Recommended reading: The February issue of New city reveals the compelling story behind a screenplay written in 1974 by Chicago journalism legends and Pulitzer Prize winners Roger Ebert and mike royko which was never produced. Titled “The Adventures of a Suburban Guerrilla,” it dramatized the exploits of a suburban biology professor turned environmental activist known as The Fox. Dave Hoekstra, the Chicago author, documentary filmmaker and former Sun-Times columnist learns about the Ebert/Royko collaboration and recalls his own 50-year interest in The Fox (aka Jim Phillips) in The Fox and Friends: The Enduring Legacy of a Mild-mannered Biology Teacher by Day and Eco-Sabotage Superhero by Night. (Here is the link.)
Hats off to the Mortgage Broker David Hochberg, host of “Home Sweet Home Chicago” Saturdays on Nexstar Media news/talk WGN 720-AM. In collaboration with Chicago Alderman Matt O’Shea, Hochberg raised more than $203,000 on Saturday during a three-hour session Vest-a-thon fundraiser to buy bulletproof vests for Chicago police officers. (Here is the link to donate.) Hochberg said the benefit for the Chicago Police Memorial Foundation received “overwhelming support” from the Chicago radio community, with many stations donating commercial time to promote the radiothon.

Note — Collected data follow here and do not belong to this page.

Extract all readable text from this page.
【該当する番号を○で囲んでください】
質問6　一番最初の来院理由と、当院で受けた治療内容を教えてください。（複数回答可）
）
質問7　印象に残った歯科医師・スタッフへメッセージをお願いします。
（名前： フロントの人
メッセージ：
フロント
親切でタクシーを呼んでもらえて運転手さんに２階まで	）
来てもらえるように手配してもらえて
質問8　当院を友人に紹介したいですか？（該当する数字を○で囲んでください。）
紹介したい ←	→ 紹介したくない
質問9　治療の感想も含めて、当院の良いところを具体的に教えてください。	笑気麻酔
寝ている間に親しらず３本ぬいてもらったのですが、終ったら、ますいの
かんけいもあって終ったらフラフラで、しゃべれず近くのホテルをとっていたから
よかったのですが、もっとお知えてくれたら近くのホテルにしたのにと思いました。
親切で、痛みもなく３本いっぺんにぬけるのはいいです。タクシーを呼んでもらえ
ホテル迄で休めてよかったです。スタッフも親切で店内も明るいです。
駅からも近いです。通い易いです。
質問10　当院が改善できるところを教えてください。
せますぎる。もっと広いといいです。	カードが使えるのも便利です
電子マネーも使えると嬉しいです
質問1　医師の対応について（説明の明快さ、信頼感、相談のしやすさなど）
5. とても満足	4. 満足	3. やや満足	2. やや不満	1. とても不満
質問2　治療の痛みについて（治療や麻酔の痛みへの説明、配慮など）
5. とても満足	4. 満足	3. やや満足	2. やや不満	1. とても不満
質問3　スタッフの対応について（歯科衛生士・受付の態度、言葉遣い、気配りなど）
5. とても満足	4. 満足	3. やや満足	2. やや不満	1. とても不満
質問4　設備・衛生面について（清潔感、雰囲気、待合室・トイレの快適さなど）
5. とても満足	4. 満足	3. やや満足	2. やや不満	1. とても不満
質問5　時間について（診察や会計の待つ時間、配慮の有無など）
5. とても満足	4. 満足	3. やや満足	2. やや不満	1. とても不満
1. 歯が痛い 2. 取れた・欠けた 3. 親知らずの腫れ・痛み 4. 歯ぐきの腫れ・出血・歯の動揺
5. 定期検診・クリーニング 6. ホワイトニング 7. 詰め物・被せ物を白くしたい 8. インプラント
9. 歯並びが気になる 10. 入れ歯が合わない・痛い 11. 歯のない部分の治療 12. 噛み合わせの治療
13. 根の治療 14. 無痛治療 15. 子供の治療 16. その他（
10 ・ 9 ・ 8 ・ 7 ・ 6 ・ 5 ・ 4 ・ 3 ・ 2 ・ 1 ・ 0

Today’s comment from Friday: Candice Okay: The sale of stolen goods is not always the sole motivation for theft. Sometimes it’s all about possession. I am thinking of Roman Totenberg’s Ames Stradivarius, stolen in 1980 and found in 2015, four years after the death of the violinist who stole it. Even his widow was unaware of the existence of the violin until she found it in a trunk. You’re right about the registry, though. The instrument was recognized immediately and reported.